# Cheap and easy Tombstone Lettering



## Brianaala (Nov 4, 2018)

This is a quick video I did about how to go about lettering tombstones (or anything made of foam) quickly and easily! Super cheap and very intricate results using stencils (or a vinyl cutter) and spraypaint.


----------



## Batbuddy (Sep 3, 2014)

What a great idea! I will use this.


----------



## Fright Boy (Oct 1, 2014)

Not to s**t on your video or anything, but here are two other ways that are much easier than cutting out all those letters.
[Scary Lady Letting]



AND




(Errie Acres)

I have used both methods and they are much easier than cutting all that out.


----------



## Batbuddy (Sep 3, 2014)

Fright Boy said:


> Not to s**t on your video or anything, but here are two other ways that are much easier than cutting out all those letters.
> [Scary Lady Letting]
> AND
> (Errie Acres)
> ...


 Thanks for these ideas. The second video isn't working...
I think that if you are doing the cutting by hand then you are absolutely right. If you have a vinyl cutter like a Silhouette or Cricut machine the spray paint method is going to be waaay easier, and less messy than routing foam. But the router definitely provides more control over the depth and shape of the cut. I guess they both have a place. Time to get busy make headstones...


----------



## Fright Boy (Oct 1, 2014)

Batbuddy said:


> Thanks for these ideas. The second video isn't working...
> I think that if you are doing the cutting by hand then you are absolutely right. If you have a vinyl cutter like a Silhouette or Cricut machine the spray paint method is going to be waaay easier, and less messy than routing foam. But the router definitely provides more control over the depth and shape of the cut. I guess they both have a place. Time to get busy make headstones...
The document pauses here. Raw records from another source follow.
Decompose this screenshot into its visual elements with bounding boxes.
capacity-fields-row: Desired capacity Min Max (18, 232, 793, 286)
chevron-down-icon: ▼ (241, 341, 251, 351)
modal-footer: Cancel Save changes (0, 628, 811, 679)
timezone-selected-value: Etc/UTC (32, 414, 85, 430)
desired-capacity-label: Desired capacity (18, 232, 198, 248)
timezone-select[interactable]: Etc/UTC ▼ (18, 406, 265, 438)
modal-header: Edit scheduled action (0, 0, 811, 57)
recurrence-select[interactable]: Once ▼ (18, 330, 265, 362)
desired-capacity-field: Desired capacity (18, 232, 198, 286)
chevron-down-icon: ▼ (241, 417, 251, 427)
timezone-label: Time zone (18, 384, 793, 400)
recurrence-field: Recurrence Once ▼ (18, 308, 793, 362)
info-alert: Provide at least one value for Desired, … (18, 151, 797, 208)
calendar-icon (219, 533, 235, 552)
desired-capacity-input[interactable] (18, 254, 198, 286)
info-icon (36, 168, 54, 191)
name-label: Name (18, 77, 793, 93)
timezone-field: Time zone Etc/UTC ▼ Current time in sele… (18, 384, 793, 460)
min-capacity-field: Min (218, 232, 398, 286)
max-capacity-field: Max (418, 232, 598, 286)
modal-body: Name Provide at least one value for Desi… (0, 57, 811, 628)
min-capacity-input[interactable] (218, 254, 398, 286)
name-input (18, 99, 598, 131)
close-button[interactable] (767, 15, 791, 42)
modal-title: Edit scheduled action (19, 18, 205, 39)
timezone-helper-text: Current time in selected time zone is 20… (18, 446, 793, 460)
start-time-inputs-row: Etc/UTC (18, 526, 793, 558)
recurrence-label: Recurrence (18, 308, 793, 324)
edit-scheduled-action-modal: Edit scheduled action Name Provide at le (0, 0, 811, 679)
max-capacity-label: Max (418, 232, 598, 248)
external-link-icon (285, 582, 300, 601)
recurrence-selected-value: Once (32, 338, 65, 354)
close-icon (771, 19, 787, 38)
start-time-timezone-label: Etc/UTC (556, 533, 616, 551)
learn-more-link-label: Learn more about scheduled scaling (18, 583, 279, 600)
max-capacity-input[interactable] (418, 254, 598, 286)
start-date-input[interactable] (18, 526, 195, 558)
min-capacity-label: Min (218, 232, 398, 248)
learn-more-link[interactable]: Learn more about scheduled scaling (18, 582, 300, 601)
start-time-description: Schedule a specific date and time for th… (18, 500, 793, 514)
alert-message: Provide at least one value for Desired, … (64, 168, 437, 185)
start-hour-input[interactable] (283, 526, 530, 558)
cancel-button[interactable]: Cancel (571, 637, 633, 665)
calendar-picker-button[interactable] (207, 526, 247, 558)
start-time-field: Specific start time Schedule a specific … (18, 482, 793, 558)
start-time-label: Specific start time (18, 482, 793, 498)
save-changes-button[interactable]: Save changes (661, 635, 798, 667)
Oooph, my bad. I think I fixed it. 
See if it's there now. 
Oh yeah, you're right, if I had a Cricut I would be making all kinds of cool font stuff. But as of now, I'm using both methods, depending on how large my font /tombstone is. Office Depot does not use a Inkjet, so the first method will not work. And if you go there, have them print it as a Blueprint/ architect; otherwise they will try and charge you for a large print banner. I went to one in my city and they printed 6 things for me for $1.39/ea. A few weeks later I was running errands in another city with my GF and we ran into the Office Depot there and they wanted to charge me $12/ea. I told them "Hell No!" and what they charged me at the other store. This was after she printed them, and she had to call a manager over and try and figure out what the other store might have rung it up as. At that point, I didn't know about the Blueprint/Architect option.
If it's something small, I will print it at work on my inkjet and use the heat transfer from the first video.


----------



## haggen29 (Sep 10, 2009)

awesome info


----------



## Brianaala (Nov 4, 2018)

Thanks everybody! Yeah the vinyl cutter makes this a very quick and easy process to do in pretty much any font. With practice you can vary the depth and sharpness of the font pretty easily. Also, you can get a relatively cheap (~$150) vinyl cutter (I use it for everything: airbrushing, sandblasting, tombstones, etc.).


----------



## ReneFelker (Jul 14, 2019)

Great video. Love the t-shirt.


----------



## Brianaala (Nov 4, 2018)

Batbuddy said:


> What a great idea! I will use this.


Batbuddy, I'm glad I could do something that you can use after all the amazing work you did to figure out the Arduino 3 axis!!


----------